Manual breaks can be provided by passing a vector of intervals to
cbrks
. In this instance, the hhmR
function
log_seq
has been used to create a vector of logarithmically
increasing values between 1 and the maximum value in the dataset.
# Manually break data into categories using user-specified intervals.

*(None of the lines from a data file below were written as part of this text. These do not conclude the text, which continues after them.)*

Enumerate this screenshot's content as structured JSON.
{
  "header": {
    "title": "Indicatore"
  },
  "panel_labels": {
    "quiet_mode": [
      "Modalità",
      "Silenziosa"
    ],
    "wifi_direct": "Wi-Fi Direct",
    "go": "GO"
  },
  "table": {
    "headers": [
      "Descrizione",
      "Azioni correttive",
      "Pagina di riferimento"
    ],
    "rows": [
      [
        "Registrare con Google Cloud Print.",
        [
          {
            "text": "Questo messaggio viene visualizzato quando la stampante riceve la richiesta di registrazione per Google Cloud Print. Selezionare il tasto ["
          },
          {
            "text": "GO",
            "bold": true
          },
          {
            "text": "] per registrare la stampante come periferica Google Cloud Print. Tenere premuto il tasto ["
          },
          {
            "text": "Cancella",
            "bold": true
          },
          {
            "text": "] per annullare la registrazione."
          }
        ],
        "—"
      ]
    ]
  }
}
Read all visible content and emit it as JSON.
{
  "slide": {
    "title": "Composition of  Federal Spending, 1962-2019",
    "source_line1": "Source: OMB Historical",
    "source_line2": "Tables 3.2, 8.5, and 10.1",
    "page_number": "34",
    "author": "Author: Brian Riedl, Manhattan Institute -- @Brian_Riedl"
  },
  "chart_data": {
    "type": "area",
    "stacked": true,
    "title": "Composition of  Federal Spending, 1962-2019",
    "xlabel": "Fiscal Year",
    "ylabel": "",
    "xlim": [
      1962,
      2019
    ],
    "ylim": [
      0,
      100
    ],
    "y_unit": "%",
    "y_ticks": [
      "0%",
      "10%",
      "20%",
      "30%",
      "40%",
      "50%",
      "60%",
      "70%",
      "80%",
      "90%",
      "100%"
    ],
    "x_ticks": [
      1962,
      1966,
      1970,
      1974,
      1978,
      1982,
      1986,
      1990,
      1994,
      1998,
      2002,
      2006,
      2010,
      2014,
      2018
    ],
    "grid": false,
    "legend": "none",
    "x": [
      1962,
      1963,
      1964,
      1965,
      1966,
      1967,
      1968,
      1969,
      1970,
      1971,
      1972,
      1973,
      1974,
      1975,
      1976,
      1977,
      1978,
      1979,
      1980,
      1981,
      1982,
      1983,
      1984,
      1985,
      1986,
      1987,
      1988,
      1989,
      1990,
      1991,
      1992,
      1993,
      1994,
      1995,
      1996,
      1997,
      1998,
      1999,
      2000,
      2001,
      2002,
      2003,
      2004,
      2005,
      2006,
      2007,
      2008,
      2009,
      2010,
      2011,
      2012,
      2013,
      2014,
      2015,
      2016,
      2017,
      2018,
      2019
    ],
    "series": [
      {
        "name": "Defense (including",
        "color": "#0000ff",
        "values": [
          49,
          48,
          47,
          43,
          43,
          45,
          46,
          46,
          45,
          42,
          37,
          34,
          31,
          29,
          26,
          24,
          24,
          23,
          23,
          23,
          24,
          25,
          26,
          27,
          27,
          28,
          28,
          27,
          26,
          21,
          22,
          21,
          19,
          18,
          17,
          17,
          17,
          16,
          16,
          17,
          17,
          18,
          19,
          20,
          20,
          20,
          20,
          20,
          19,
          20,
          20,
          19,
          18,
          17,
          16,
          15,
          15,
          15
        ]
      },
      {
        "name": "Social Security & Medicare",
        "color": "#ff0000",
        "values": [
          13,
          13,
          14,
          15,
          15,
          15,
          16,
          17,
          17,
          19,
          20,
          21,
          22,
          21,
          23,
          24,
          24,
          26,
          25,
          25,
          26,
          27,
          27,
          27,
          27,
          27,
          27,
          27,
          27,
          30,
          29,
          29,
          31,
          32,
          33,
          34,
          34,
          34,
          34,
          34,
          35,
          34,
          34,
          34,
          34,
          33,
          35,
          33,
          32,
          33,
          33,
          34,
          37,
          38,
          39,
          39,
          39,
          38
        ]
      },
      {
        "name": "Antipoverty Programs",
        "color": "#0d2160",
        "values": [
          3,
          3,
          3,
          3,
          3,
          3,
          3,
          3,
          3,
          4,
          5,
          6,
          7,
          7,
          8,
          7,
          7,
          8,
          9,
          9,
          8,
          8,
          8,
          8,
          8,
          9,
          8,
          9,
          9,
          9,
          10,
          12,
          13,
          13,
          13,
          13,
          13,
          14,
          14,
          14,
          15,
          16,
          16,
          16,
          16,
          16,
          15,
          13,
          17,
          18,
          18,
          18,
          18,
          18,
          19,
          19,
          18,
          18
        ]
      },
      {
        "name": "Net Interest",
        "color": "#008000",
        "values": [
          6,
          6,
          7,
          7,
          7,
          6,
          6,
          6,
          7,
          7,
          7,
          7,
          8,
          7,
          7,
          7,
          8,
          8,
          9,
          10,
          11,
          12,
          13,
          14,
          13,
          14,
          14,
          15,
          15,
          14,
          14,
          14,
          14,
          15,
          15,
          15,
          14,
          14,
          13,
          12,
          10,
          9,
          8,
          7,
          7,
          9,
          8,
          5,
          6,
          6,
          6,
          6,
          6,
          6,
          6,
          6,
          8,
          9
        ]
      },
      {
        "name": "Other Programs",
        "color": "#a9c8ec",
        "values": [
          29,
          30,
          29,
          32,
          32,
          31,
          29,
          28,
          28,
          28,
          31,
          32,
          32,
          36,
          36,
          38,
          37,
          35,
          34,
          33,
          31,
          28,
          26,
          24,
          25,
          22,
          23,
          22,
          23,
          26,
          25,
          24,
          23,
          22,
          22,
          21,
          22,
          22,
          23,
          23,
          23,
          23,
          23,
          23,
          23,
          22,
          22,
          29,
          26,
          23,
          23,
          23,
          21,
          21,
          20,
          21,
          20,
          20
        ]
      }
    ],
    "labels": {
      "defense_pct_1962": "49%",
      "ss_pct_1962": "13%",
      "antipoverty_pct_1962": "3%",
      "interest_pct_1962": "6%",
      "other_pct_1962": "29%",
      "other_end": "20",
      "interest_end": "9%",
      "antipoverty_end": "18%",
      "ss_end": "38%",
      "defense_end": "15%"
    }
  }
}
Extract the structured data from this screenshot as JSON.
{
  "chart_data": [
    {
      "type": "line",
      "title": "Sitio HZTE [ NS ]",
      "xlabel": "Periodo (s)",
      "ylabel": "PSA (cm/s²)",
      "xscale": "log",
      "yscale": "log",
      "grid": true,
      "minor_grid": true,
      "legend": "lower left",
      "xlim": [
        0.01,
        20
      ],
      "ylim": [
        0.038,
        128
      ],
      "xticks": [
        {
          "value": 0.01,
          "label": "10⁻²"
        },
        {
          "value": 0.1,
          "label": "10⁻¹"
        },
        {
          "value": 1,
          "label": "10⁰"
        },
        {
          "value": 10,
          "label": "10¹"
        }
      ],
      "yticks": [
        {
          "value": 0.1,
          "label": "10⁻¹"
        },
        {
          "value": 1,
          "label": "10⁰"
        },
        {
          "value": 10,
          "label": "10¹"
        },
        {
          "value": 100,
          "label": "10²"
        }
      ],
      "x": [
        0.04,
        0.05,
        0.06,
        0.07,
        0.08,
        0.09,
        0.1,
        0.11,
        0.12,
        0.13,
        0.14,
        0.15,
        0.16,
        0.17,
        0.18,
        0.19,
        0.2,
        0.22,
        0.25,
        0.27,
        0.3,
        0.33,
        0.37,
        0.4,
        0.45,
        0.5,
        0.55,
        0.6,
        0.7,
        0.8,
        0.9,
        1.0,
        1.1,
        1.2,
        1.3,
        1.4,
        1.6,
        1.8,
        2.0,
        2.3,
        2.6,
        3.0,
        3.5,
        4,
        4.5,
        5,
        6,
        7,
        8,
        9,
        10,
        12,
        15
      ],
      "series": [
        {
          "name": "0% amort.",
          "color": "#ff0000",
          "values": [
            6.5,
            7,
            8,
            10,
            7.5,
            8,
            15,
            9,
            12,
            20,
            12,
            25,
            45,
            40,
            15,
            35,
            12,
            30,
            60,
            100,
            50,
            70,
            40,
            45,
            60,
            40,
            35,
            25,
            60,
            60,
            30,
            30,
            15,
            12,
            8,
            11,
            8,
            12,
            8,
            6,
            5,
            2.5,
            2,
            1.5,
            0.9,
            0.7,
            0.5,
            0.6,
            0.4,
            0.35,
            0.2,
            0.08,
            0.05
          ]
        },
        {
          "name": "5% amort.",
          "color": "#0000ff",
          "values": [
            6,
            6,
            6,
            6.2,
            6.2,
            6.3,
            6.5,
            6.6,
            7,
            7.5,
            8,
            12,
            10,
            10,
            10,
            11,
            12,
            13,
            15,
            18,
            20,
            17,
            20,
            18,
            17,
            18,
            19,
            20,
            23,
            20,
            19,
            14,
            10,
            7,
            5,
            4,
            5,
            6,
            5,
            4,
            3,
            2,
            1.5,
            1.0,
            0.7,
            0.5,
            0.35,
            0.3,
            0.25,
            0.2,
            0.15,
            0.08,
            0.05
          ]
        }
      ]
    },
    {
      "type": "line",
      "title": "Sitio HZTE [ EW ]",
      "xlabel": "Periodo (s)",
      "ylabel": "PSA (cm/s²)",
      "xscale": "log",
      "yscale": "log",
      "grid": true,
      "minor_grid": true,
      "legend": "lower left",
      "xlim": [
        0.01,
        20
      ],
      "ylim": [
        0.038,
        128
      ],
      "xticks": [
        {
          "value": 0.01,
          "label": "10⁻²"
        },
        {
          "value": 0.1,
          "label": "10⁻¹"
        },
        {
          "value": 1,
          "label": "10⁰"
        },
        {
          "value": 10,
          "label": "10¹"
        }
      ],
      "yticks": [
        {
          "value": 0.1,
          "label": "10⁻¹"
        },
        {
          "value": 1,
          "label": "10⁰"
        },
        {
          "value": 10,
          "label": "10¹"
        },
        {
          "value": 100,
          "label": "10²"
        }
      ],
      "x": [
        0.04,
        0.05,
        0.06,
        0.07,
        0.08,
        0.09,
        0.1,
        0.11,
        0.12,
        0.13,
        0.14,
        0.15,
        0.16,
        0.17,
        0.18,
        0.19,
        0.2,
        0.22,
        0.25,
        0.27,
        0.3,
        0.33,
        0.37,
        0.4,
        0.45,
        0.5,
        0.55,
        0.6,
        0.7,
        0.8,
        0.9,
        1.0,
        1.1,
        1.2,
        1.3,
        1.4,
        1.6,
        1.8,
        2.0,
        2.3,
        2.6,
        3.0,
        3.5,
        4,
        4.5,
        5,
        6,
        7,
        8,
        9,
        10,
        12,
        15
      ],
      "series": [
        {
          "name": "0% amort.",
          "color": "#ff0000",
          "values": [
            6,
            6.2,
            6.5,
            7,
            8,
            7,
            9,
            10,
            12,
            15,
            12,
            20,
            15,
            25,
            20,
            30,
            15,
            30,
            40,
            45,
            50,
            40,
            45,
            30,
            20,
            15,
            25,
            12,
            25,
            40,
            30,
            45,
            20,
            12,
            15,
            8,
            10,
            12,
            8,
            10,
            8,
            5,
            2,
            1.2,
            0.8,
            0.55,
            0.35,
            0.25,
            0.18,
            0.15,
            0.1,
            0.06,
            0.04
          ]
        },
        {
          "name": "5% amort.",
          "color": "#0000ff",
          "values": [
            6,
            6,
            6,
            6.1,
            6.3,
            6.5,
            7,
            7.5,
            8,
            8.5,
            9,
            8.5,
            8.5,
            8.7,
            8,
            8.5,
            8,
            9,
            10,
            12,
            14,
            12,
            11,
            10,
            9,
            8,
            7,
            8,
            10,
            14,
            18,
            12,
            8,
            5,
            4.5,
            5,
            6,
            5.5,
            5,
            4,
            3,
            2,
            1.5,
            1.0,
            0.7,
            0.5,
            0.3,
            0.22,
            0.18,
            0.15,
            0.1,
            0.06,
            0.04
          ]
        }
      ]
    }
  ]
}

cbrks = log_seq(example_time_series %>% .$Immigration %>% max(na.rm = TRUE),
12, rmv_extremes = TRUE)
# Show breaks
cbrks
#> [1] 1 113 239 382 548 743 982 1291 1725 2468
# Manually assign legend categories
legend_cats = tshhm(df = example_time_series,
lower = "County",
upper = "Region",
times = "Year",
values = "Immigration",
sort_lower = "sum_ascend",
cbrks = cbrks,
yttl_width = 0.25)
# View result
legend_cats
It is also possible to manually define the colour of each category by
passing a vector of hexcodes to cclrs
. The length of this
vector must be two longer then the vector passed to
cbrks
.
# Manually assign colours to legend categories
cat_clrs = tshhm(df = example_time_series,
lower = "County",
upper = "Region",
times = "Year",
values = "Immigration",
sort_lower = "sum_ascend",
cbrks = cbrks,
cclrs = viridis_12,
na_colour = "grey80",
yttl_width = 0.25)
# View result
cat_clrs
If the variable supplied to times
is numeric, it will by
default sort values in ascending order from left to right along the
x-axis. However, this order can be manually changed by supplying a
factor to times
. To demonstrate this, we have supplied the
variable Year
as a factor with the years 2011-2015 ordered
non-chronologically.
Similarly, the groups supplied to Upper
will by default
be displayed alphabetically from top to bottom along the y-axis.
However, this order can be manually changed by supplying a factor to
upper
. In the below example, we have supplied the variable
Region
with regions ordered from North-West to
South-East.
# Manually define order of x-axis and groups using factor levels
new_time_series = example_time_series %>%
mutate(Year = factor(Year,
levels = c(2012,2011,2014,
2013,2015)),
Region = factor(Region,
levels = c("North","Midlands",
"South West",
"South East")))
# Manually define order of x-axis and groups
rearrange_axes = tshhm(df = new_time_series,
lower = "County",
upper = "Region",
times = "Year",
values = "Immigration",
sort_lower = "sum_ascend",
cbrks = cbrks,
cclrs = viridis_12,
na_colour = "grey80",
yttl_width = 0.25)
# View result
rearrange_axes